Microsoft has taken immediate action to address a significant security incident that led to the exposure of a staggering 38 terabytes of private data. The breach was identified within the company’s AI GitHub repository and is believed to have occurred inadvertently during the publication of open-source training data, according to Wiz, a cybersecurity research team.
This breach included a backup from the workstations of two former employees, containing sensitive information like secrets, keys, passwords, and over 30,000 internal Teams messages.
The repository, named “robust-models-transfer,” has been made inaccessible. Before its takedown, it housed source code and machine learning models related to a 2020 research paper titled “Do Adversarially Robust ImageNet Models Transfer Better?”
Wiz’s report revealed that the breach resulted from an overly permissive Shared Access Signature (SAS) token, an Azure feature that facilitates data sharing in a challenging-to-track and revoke manner. Specifically, the repository’s README.md file inadvertently allowed developers to download models from an Azure Storage URL that also granted access to the entire storage account, exposing additional private data.

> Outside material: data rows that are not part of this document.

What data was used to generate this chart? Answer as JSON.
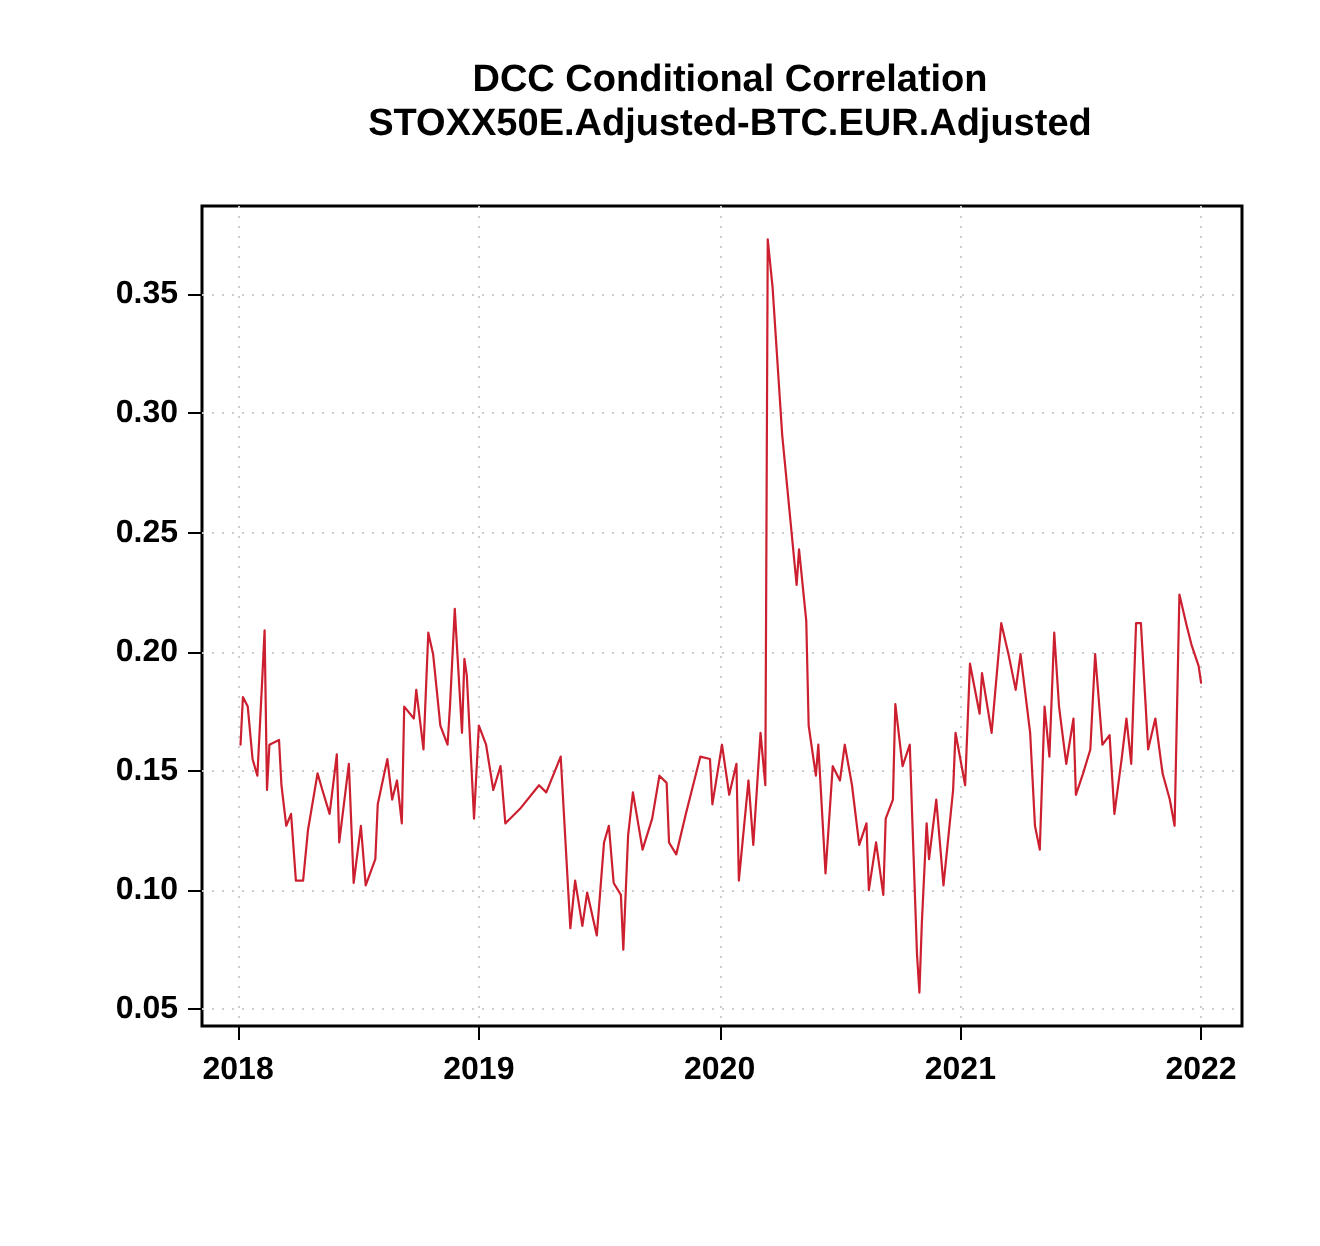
{
  "chart_data": {
    "type": "line",
    "title": "DCC Conditional Correlation\nSTOXX50E.Adjusted-BTC.EUR.Adjusted",
    "x": [
      2018.01,
      2018.02,
      2018.04,
      2018.06,
      2018.08,
      2018.1,
      2018.11,
      2018.12,
      2018.13,
      2018.17,
      2018.18,
      2018.2,
      2018.22,
      2018.24,
      2018.27,
      2018.29,
      2018.33,
      2018.35,
      2018.38,
      2018.41,
      2018.42,
      2018.46,
      2018.48,
      2018.51,
      2018.53,
      2018.57,
      2018.58,
      2018.62,
      2018.64,
      2018.66,
      2018.68,
      2018.69,
      2018.73,
      2018.74,
      2018.77,
      2018.79,
      2018.81,
      2018.84,
      2018.87,
      2018.88,
      2018.9,
      2018.93,
      2018.94,
      2018.95,
      2018.98,
      2019.0,
      2019.03,
      2019.06,
      2019.09,
      2019.11,
      2019.17,
      2019.25,
      2019.28,
      2019.34,
      2019.36,
      2019.38,
      2019.4,
      2019.43,
      2019.45,
      2019.49,
      2019.52,
      2019.54,
      2019.56,
      2019.59,
      2019.6,
      2019.62,
      2019.64,
      2019.68,
      2019.72,
      2019.75,
      2019.78,
      2019.79,
      2019.82,
      2019.86,
      2019.92,
      2019.96,
      2019.97,
      2020.01,
      2020.04,
      2020.07,
      2020.08,
      2020.12,
      2020.14,
      2020.17,
      2020.19,
      2020.2,
      2020.22,
      2020.26,
      2020.32,
      2020.33,
      2020.36,
      2020.37,
      2020.4,
      2020.41,
      2020.44,
      2020.47,
      2020.5,
      2020.52,
      2020.55,
      2020.58,
      2020.61,
      2020.62,
      2020.65,
      2020.68,
      2020.69,
      2020.72,
      2020.73,
      2020.76,
      2020.79,
      2020.8,
      2020.82,
      2020.83,
      2020.84,
      2020.86,
      2020.87,
      2020.9,
      2020.93,
      2020.97,
      2020.98,
      2021.02,
      2021.04,
      2021.08,
      2021.09,
      2021.13,
      2021.17,
      2021.2,
      2021.23,
      2021.25,
      2021.29,
      2021.31,
      2021.33,
      2021.35,
      2021.37,
      2021.39,
      2021.41,
      2021.44,
      2021.47,
      2021.48,
      2021.51,
      2021.54,
      2021.56,
      2021.59,
      2021.62,
      2021.64,
      2021.67,
      2021.69,
      2021.71,
      2021.73,
      2021.75,
      2021.77,
      2021.78,
      2021.81,
      2021.84,
      2021.87,
      2021.89,
      2021.91,
      2021.94,
      2021.96,
      2021.99,
      2022.0
    ],
    "series": [
      {
        "color": "#cc1f2f",
        "values": [
          0.161,
          0.181,
          0.177,
          0.155,
          0.148,
          0.188,
          0.209,
          0.142,
          0.161,
          0.163,
          0.144,
          0.127,
          0.132,
          0.104,
          0.104,
          0.125,
          0.149,
          0.142,
          0.132,
          0.157,
          0.12,
          0.153,
          0.103,
          0.127,
          0.102,
          0.113,
          0.136,
          0.155,
          0.138,
          0.146,
          0.128,
          0.177,
          0.172,
          0.184,
          0.159,
          0.208,
          0.199,
          0.169,
          0.161,
          0.177,
          0.218,
          0.166,
          0.197,
          0.19,
          0.13,
          0.169,
          0.161,
          0.142,
          0.152,
          0.128,
          0.134,
          0.144,
          0.141,
          0.156,
          0.12,
          0.084,
          0.104,
          0.085,
          0.099,
          0.081,
          0.12,
          0.127,
          0.103,
          0.098,
          0.075,
          0.123,
          0.141,
          0.117,
          0.13,
          0.148,
          0.145,
          0.12,
          0.115,
          0.132,
          0.156,
          0.155,
          0.136,
          0.161,
          0.14,
          0.153,
          0.104,
          0.146,
          0.119,
          0.166,
          0.144,
          0.373,
          0.353,
          0.291,
          0.228,
          0.243,
          0.213,
          0.169,
          0.148,
          0.161,
          0.107,
          0.152,
          0.146,
          0.161,
          0.144,
          0.119,
          0.128,
          0.1,
          0.12,
          0.098,
          0.13,
          0.138,
          0.178,
          0.152,
          0.161,
          0.131,
          0.073,
          0.057,
          0.086,
          0.128,
          0.113,
          0.138,
          0.102,
          0.142,
          0.166,
          0.144,
          0.195,
          0.174,
          0.191,
          0.166,
          0.212,
          0.199,
          0.184,
          0.199,
          0.166,
          0.127,
          0.117,
          0.177,
          0.156,
          0.208,
          0.177,
          0.153,
          0.172,
          0.14,
          0.149,
          0.159,
          0.199,
          0.161,
          0.165,
          0.132,
          0.155,
          0.172,
          0.153,
          0.212,
          0.212,
          0.177,
          0.159,
          0.172,
          0.149,
          0.138,
          0.127,
          0.224,
          0.211,
          0.203,
          0.194,
          0.187
        ]
      }
    ],
    "xlim": [
      2017.85,
      2022.17
    ],
    "xticks": [
      2018,
      2019,
      2020,
      2021,
      2022
    ],
    "ylim": [
      0.043,
      0.387
    ],
    "yticks": [
      0.05,
      {
        "value": 0.1,
        "label": "0.10"
      },
      0.15,
      {
        "value": 0.2,
        "label": "0.20"
      },
      0.25,
      {
        "value": 0.3,
        "label": "0.30"
      },
      0.35
    ],
    "grid": true,
    "marker": "none",
    "line_style": "solid"
  }
}
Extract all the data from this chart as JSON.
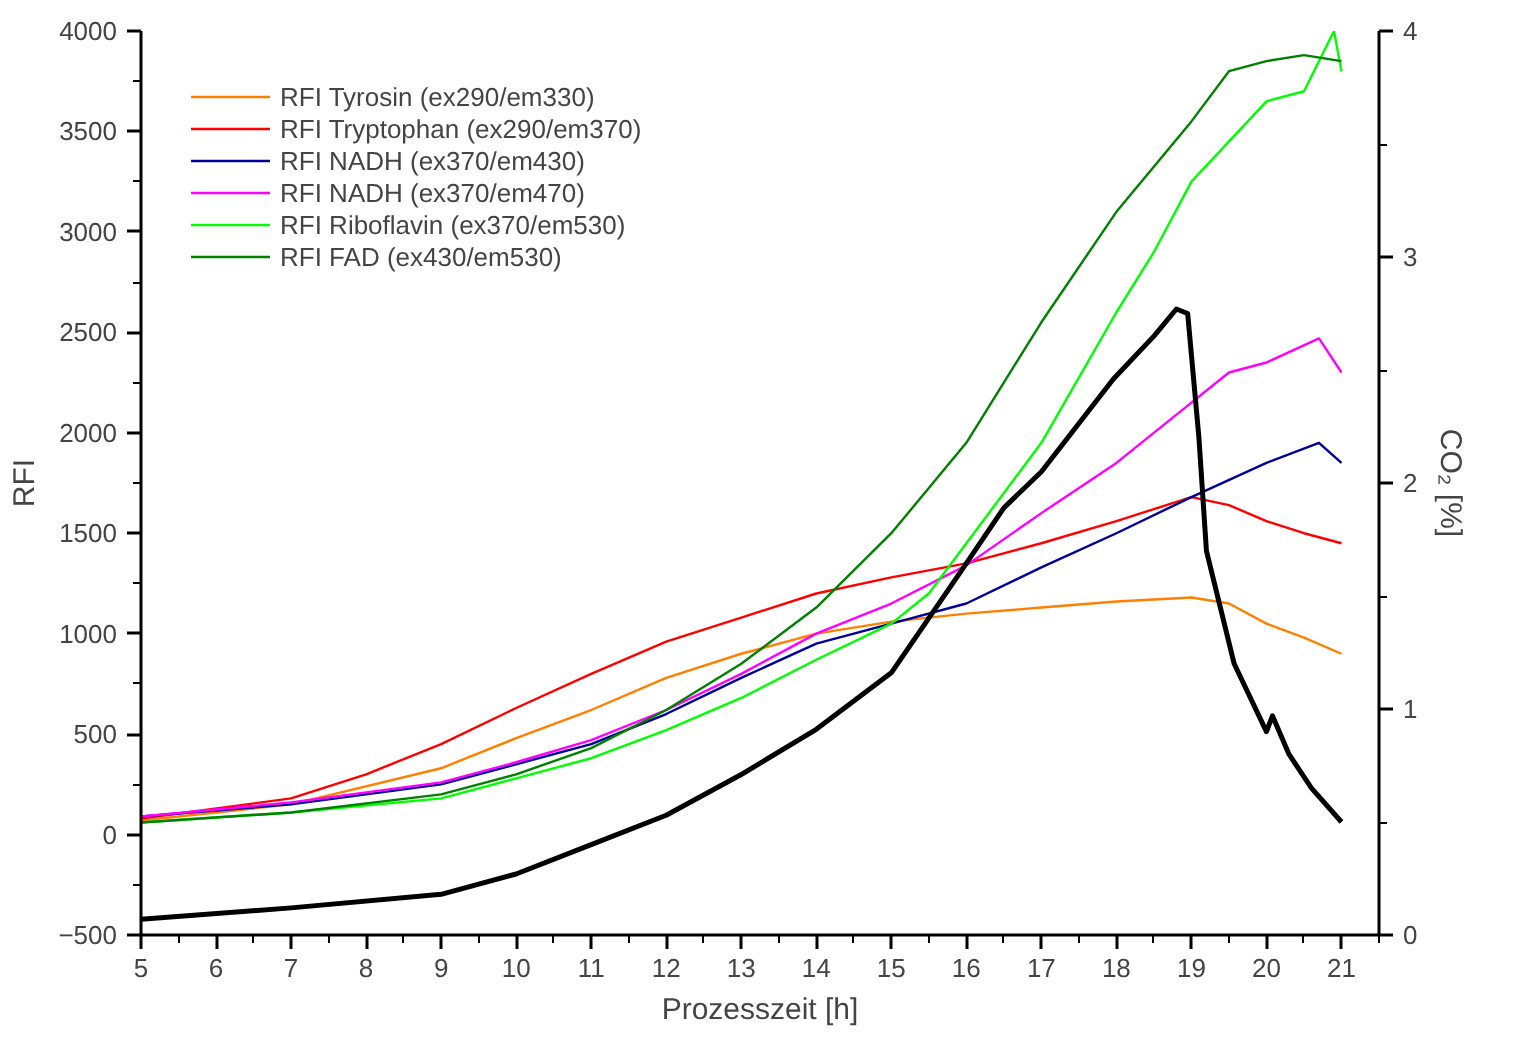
{
  "chart_data": {
    "type": "line",
    "xlabel": "Prozesszeit [h]",
    "ylabel": "RFI",
    "y2label": "CO₂ [%]",
    "xlim": [
      5,
      21.5
    ],
    "xticks": [
      5,
      6,
      7,
      8,
      9,
      10,
      11,
      12,
      13,
      14,
      15,
      16,
      17,
      18,
      19,
      20,
      21
    ],
    "ylim": [
      -500,
      4000
    ],
    "yticks": [
      -500,
      0,
      500,
      1000,
      1500,
      2000,
      2500,
      3000,
      3500,
      4000
    ],
    "y2lim": [
      0,
      4
    ],
    "y2ticks": [
      0,
      1,
      2,
      3,
      4
    ],
    "grid": false,
    "legend": "top left",
    "marker": "none",
    "line_style": "solid",
    "series": [
      {
        "name": "RFI Tyrosin (ex290/em330)",
        "color": "#ff8000",
        "x": [
          5,
          7,
          9,
          10,
          11,
          12,
          13,
          14,
          15,
          16,
          17,
          18,
          19,
          19.5,
          20,
          20.5,
          21
        ],
        "values": [
          70,
          150,
          330,
          480,
          620,
          780,
          900,
          1000,
          1060,
          1100,
          1130,
          1160,
          1180,
          1150,
          1050,
          980,
          900
        ]
      },
      {
        "name": "RFI Tryptophan (ex290/em370)",
        "color": "#ff0000",
        "x": [
          5,
          7,
          8,
          9,
          10,
          11,
          12,
          13,
          14,
          15,
          16,
          17,
          18,
          19,
          19.5,
          20,
          20.5,
          21
        ],
        "values": [
          80,
          180,
          300,
          450,
          630,
          800,
          960,
          1080,
          1200,
          1280,
          1350,
          1450,
          1560,
          1680,
          1640,
          1560,
          1500,
          1450
        ]
      },
      {
        "name": "RFI NADH (ex370/em430)",
        "color": "#000099",
        "x": [
          5,
          7,
          9,
          10,
          11,
          12,
          13,
          14,
          15,
          16,
          17,
          18,
          19,
          20,
          20.7,
          21
        ],
        "values": [
          90,
          150,
          250,
          350,
          450,
          600,
          780,
          950,
          1050,
          1150,
          1330,
          1500,
          1680,
          1850,
          1950,
          1850
        ]
      },
      {
        "name": "RFI NADH (ex370/em470)",
        "color": "#ff00ff",
        "x": [
          5,
          7,
          9,
          10,
          11,
          12,
          13,
          14,
          15,
          16,
          17,
          18,
          19,
          19.5,
          20,
          20.7,
          21
        ],
        "values": [
          90,
          160,
          260,
          360,
          470,
          620,
          800,
          1000,
          1150,
          1340,
          1600,
          1850,
          2150,
          2300,
          2350,
          2470,
          2300
        ]
      },
      {
        "name": "RFI Riboflavin (ex370/em530)",
        "color": "#00ff00",
        "x": [
          5,
          7,
          9,
          10,
          11,
          12,
          13,
          14,
          15,
          15.5,
          16,
          17,
          18,
          18.5,
          19,
          20,
          20.5,
          20.9,
          21
        ],
        "values": [
          60,
          110,
          180,
          280,
          380,
          520,
          680,
          870,
          1050,
          1200,
          1450,
          1950,
          2600,
          2900,
          3250,
          3650,
          3700,
          4000,
          3800
        ]
      },
      {
        "name": "RFI FAD (ex430/em530)",
        "color": "#008000",
        "x": [
          5,
          7,
          9,
          10,
          11,
          12,
          13,
          14,
          15,
          16,
          17,
          18,
          19,
          19.5,
          20,
          20.5,
          21
        ],
        "values": [
          60,
          110,
          200,
          300,
          430,
          620,
          850,
          1130,
          1500,
          1950,
          2550,
          3100,
          3550,
          3800,
          3850,
          3880,
          3850
        ]
      },
      {
        "axis": "y2",
        "color": "#000000",
        "x": [
          5,
          7,
          9,
          10,
          11,
          12,
          13,
          14,
          15,
          15.93,
          16.5,
          17,
          17.96,
          18.5,
          18.8,
          18.95,
          19.1,
          19.2,
          19.57,
          20,
          20.08,
          20.3,
          20.6,
          21
        ],
        "values": [
          0.07,
          0.12,
          0.18,
          0.27,
          0.4,
          0.53,
          0.71,
          0.91,
          1.16,
          1.61,
          1.89,
          2.05,
          2.46,
          2.65,
          2.77,
          2.75,
          2.2,
          1.7,
          1.2,
          0.9,
          0.97,
          0.8,
          0.65,
          0.5
        ]
      }
    ]
  }
}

To address this issue, Microsoft promptly revoked the SAS token and blocked external access to the storage account. The company’s investigation found no unauthorized exposure of customer data and confirmed that no other internal services were compromised.
The company also identified a bug in its scanning system that led to the false flagging of the specific SAS URL in the repository. To enhance future security measures, Microsoft has expanded its secret scanning service to include SAS tokens with overly permissive settings.